I have absolutely no idea how author Cara Hunter dreamt up this plot. Just when you think you’ve sorted out what’s going on, she springs yet another twist onto the readers.  It’s partly told in a series of interviews (think Line of Duty style), and it’s brilliant with many twists and turns and a compulsive read.  

You have to feel sorry for my poor little doggy Rollo, who sat cross-pawed impatiently waiting by the front door as with two chapters to go – I simply couldn’t stop reading. I think he’s forgiven me!

Genesis by Chris Carter ( Simon & Schuster)
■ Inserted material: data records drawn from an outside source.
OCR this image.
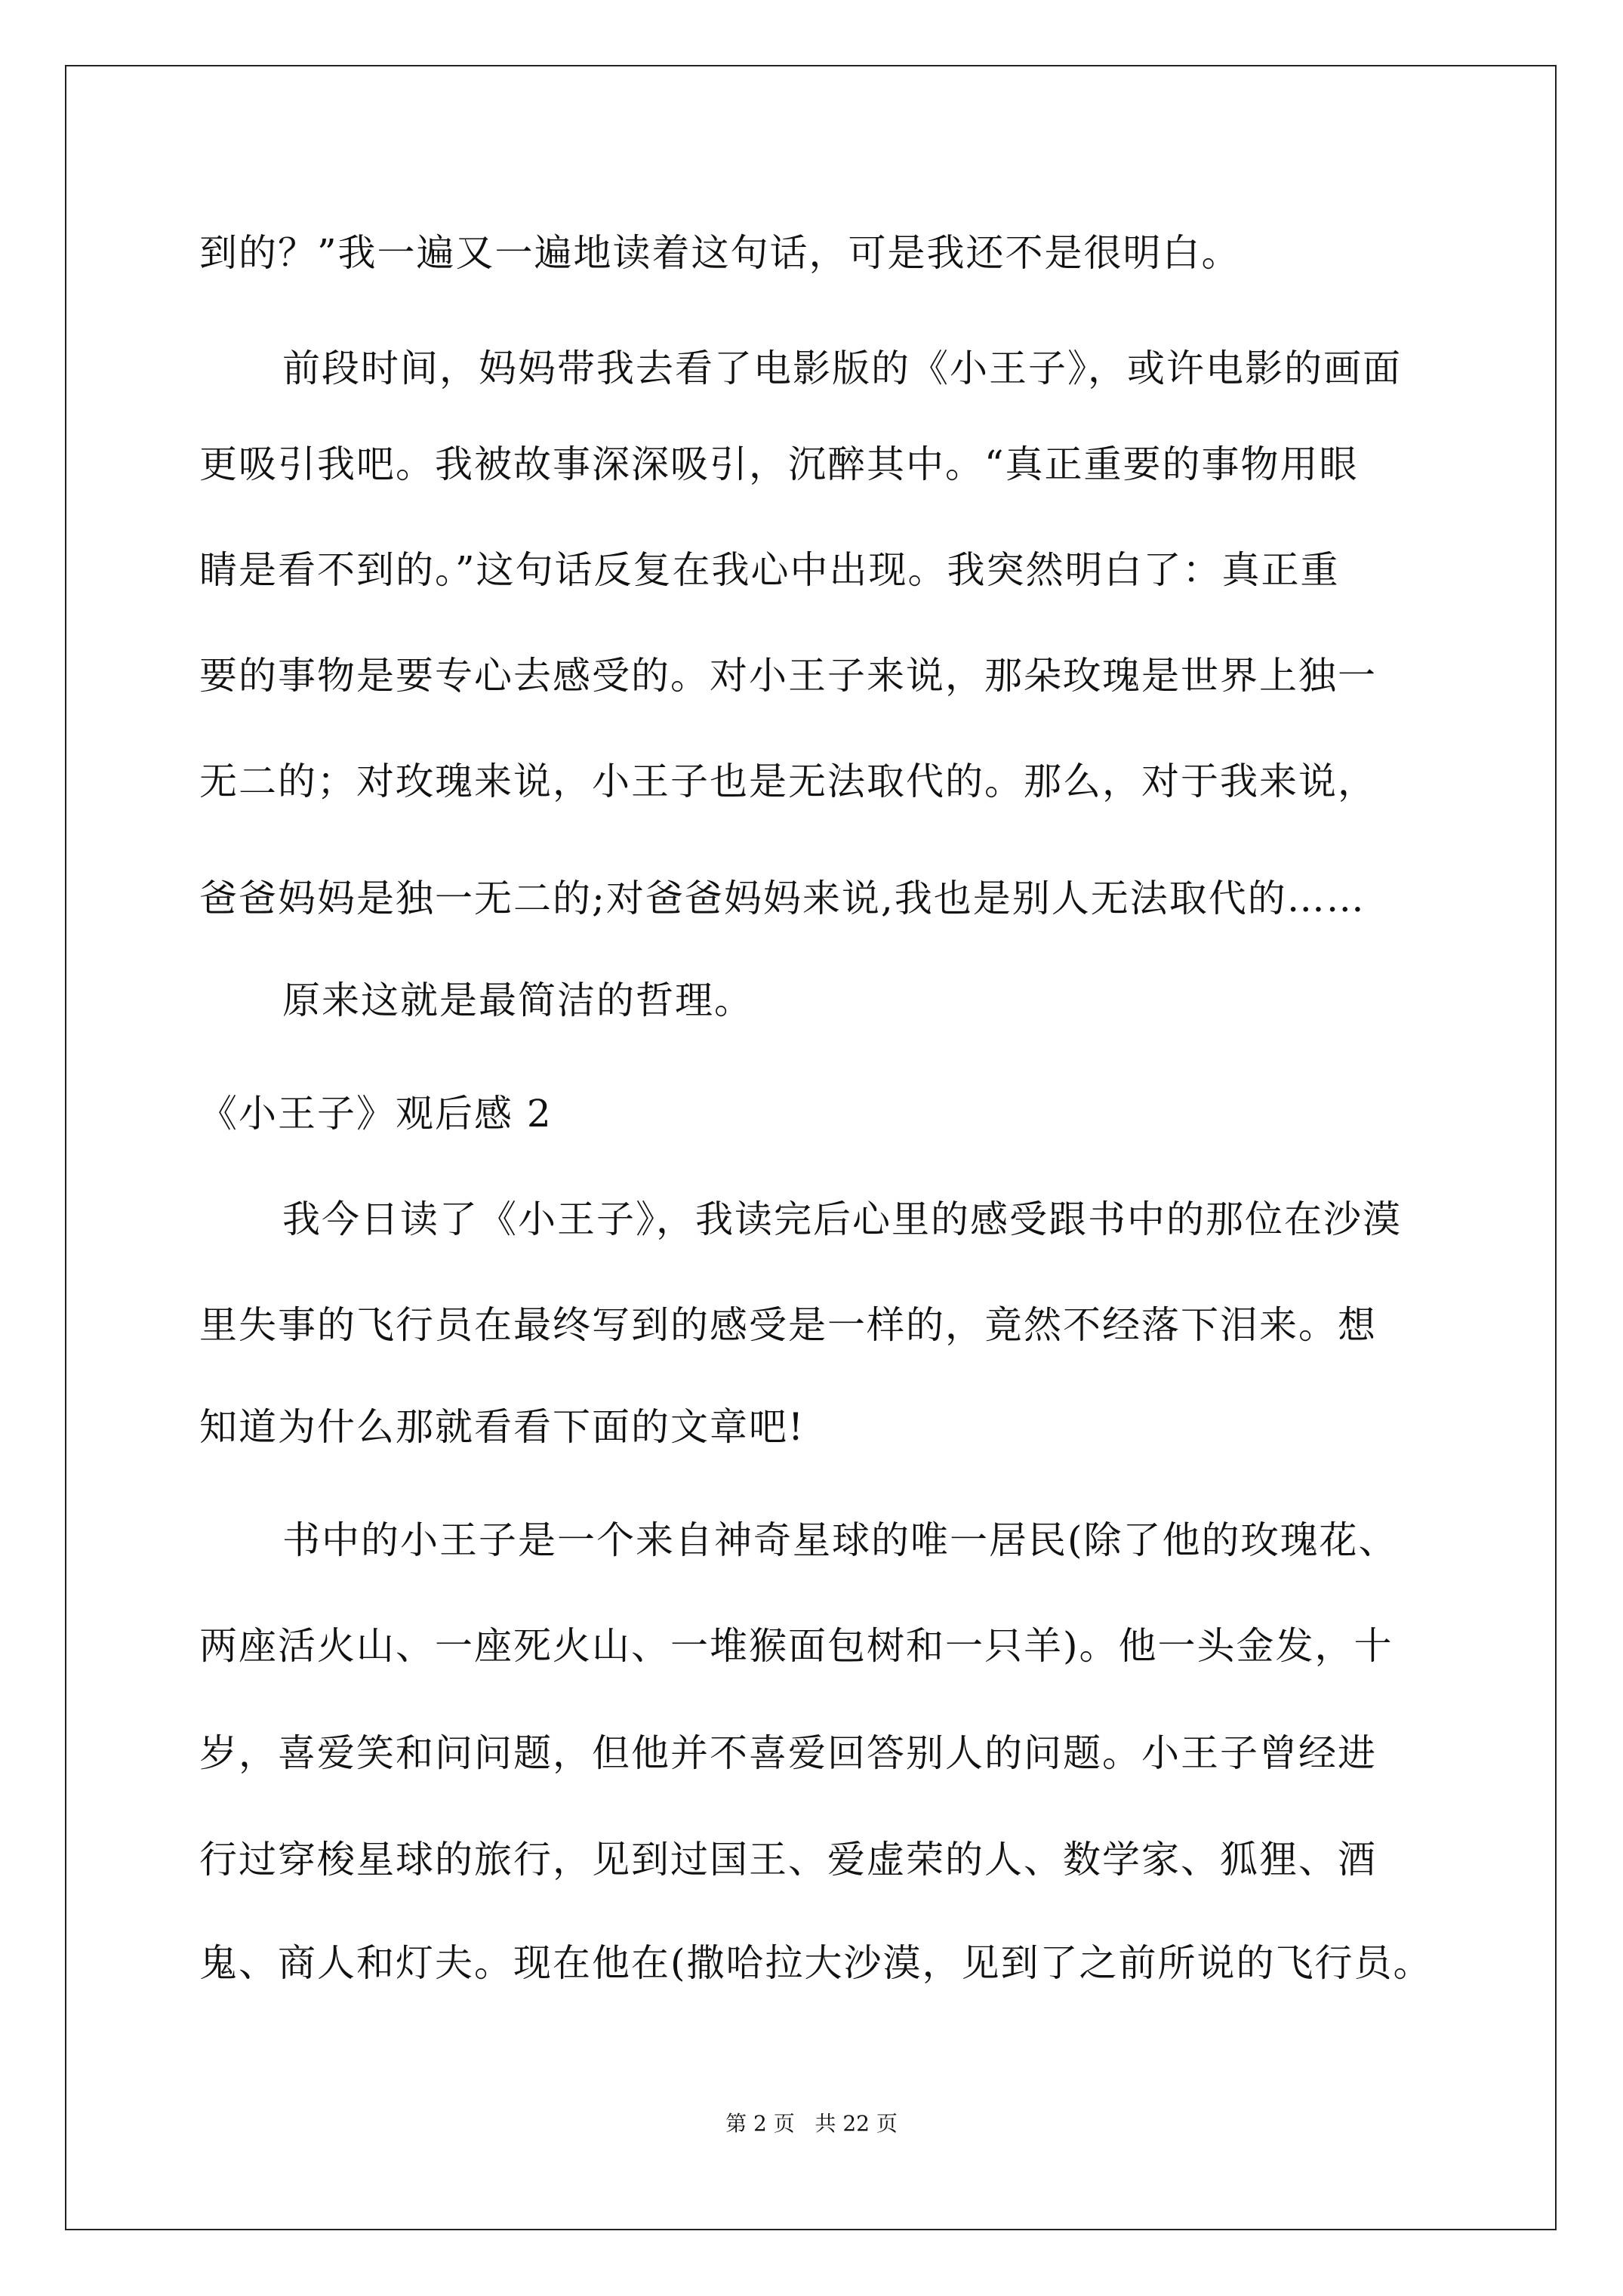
到的？”我一遍又一遍地读着这句话，可是我还不是很明白。
前段时间，妈妈带我去看了电影版的《小王子》，或许电影的画面
更吸引我吧。我被故事深深吸引，沉醉其中。“真正重要的事物用眼
睛是看不到的。”这句话反复在我心中出现。我突然明白了：真正重
要的事物是要专心去感受的。对小王子来说，那朵玫瑰是世界上独一
无二的；对玫瑰来说，小王子也是无法取代的。那么，对于我来说，
爸爸妈妈是独一无二的;对爸爸妈妈来说,我也是别人无法取代的……
原来这就是最简洁的哲理。
《小王子》观后感 2
我今日读了《小王子》，我读完后心里的感受跟书中的那位在沙漠
里失事的飞行员在最终写到的感受是一样的，竟然不经落下泪来。想
知道为什么那就看看下面的文章吧!
书中的小王子是一个来自神奇星球的唯一居民(除了他的玫瑰花、
两座活火山、一座死火山、一堆猴面包树和一只羊)。他一头金发，十
岁，喜爱笑和问问题，但他并不喜爱回答别人的问题。小王子曾经进
行过穿梭星球的旅行，见到过国王、爱虚荣的人、数学家、狐狸、酒
鬼、商人和灯夫。现在他在(撒哈拉大沙漠，见到了之前所说的飞行员。
第 2 页   共 22 页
It’s become customary to put a trigger warning on all sorts of things nowadays, but I don’t think I’ve ever seen one on a new “serial killer” read.  But, if anything deserves a trigger warning, then it’s this book, Genesis.

I’ve followed Chris Carter since his first novel featuring Robert Hunter and his Brazilian sidekick Carlos  (The Crucifix Killer 2009). Not only is he getting more and more accomplished, but his novels are getting decidedly darker. 

We again meet the insomniac Robert Hunter, a Criminal Behaviour Psychologist and head of the LAPD Ultra Crimes Unit, at a barbeque thrown by Carlos and his wife so that Robert should meet single lady  Denise. Barely has Carlos mixed his legendary meat dressing, then the duo are called away to one of the most horrific crime scenes they’ve ever encountered.

There are no clues, no DNA, no witnesses – nothing.  Apart from what could be a line from a poem – or could it? And then they’re called to the next murder. And if it’s at all possible, it’s even more horrific. But there is another line from that so-called poem. And now, they – and us – realise the two are linked.  Such a convoluted plot, such leaps of imagination, and such a can’t-put-down read.

It’s not just blood and gore and more gore; it’s fascinating to see how Hunter gets inside the killer’s mind. Carlos is quick, but Hunter is quicker and with such an agile, intuitive mind.  Each of Carter’s novels is stand-alone, but if you haven’t read any, it would make sense to read them in order so that you understand the way in which the two colleagues grow – not only their crime-fighting abilities but also their friendship.

Chris Carter used to be a Criminal Psychologist, and it shows. He’s also been a guitarist for many well-known glam rock bands. His books were always empathetic somehow; since his beloved wife died a couple of years ago, they now just have an extra edge.  But be warned. That trigger warning is well deserved.